Cut 2 - Start at bottom edge and exit at right edge to get second 4x10 piece.
After this I have two 2x5 pieces left which I can add to complete the 10x10 square.
Since the definition of cut is start at and edge and and exit at any these should be counted as 2 cuts.
Don't you meet the edges of the gap in the middle?
If the edges of the gap didn't count, you could do (11, 0)-(11, 8)-(10, 8)-(10, 9), remove that piece, and then do (10, 0)-(10, 8). Use the latter piece to patch up the gap and then the former piece completes the square after a flip and a turn.
I spent some time trying to find a easier way to solve the first one. First, you cut both the 2cm sides , one of them the full length (9cm) and the other with 8 cm, you want to leave 1cm on one of the other parts. Then you'll have 4 pieces, one with 2x9, another 2x8, another 8x4 and another 8x4 plus an additional 2x1 on the side, that has to be cut in a way that the bottom part sums up to 10cm. So , what you do is put the normal 8x4 on top, rotate the 2x8 so you'll have 8x2, put it in the middle (you can go either way), so we'll end up with a rectangle with 8x6. Then well add the 8x4 with an additional 2x1 on the bottom, that makes 10x8, and well end up with a space of 2x9 on the side because of that extra 2x1 in the bottom. That's exactly the other piece we have cut, and that completes the puzzle in the simplest way possible
When trying these kind of puzzles, I feel like the chain on Alan Turing's bike.
(my brain comes loose trying to work out the solutions😂)
For answer 1, you can make the cut at an angle instead of zig zag if I'm not mistaken. I believe it will work the same and that is how I expected it to be done. I didn't even think to zig zag the cut. (From top right of middle hole to top left outer corner and then the other cut from bottom left of middle hole to the bottom right corner.
Alternative solution for 1 which only uses straight cuts:
1. Cut a 1x9 off of the right side. Take this cut piece, rotate it 90 degrees, and place it along the top edge all the way to the right.
2. Cut another 1x9 off the right side, and while making this cut, the saw will follow through to also cut the previous 1x9 piece from step 1, attached to the top. The piece from step 1 is now 1x8 and a separate 1x1.
3. Arrange into a square. The 1x8 fills the hole in the center, and the 1x1 + 1x9 together complete the top edge.

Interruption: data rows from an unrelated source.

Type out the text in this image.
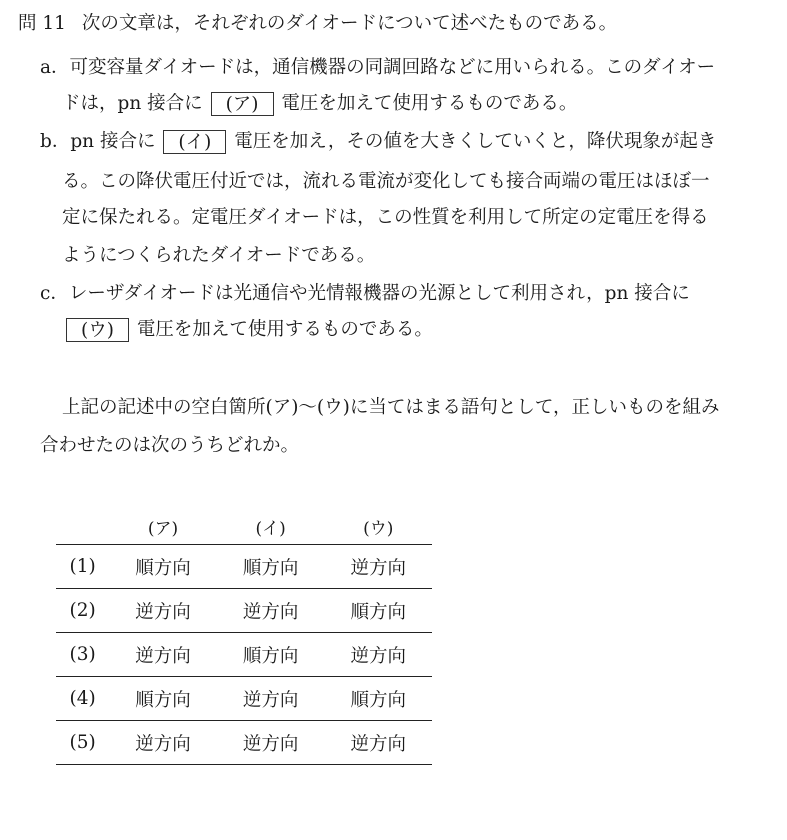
問 11 次の文章は，それぞれのダイオードについて述べたものである。
a．可変容量ダイオードは，通信機器の同調回路などに用いられる。このダイオー
ドは，pn 接合に (ア) 電圧を加えて使用するものである。
b．pn 接合に (イ) 電圧を加え，その値を大きくしていくと，降伏現象が起き
る。この降伏電圧付近では，流れる電流が変化しても接合両端の電圧はほぼ一
定に保たれる。定電圧ダイオードは，この性質を利用して所定の定電圧を得る
ようにつくられたダイオードである。
c．レーザダイオードは光通信や光情報機器の光源として利用され，pn 接合に
(ウ) 電圧を加えて使用するものである。
上記の記述中の空白箇所(ア)～(ウ)に当てはまる語句として，正しいものを組み
合わせたのは次のうちどれか。
	(ア)	(イ)	(ウ)
(1)	順方向	順方向	逆方向
(2)	逆方向	逆方向	順方向
(3)	逆方向	順方向	逆方向
(4)	順方向	逆方向	順方向
(5)	逆方向	逆方向	逆方向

Puzzle 1: Cut 1x9 off of right hand side, use this to cover 1x8 hole with 1 square overlap. Then cut 2nd 1x9 piece from right hand side which also slices through overlap giving a 1x1 piece then both of these can be placed at bottom to make 10x10.
I got 4,5,6. Thanks for sharing!
I got every even numbered puzzle! I love puzzles that require a third dimension to solve.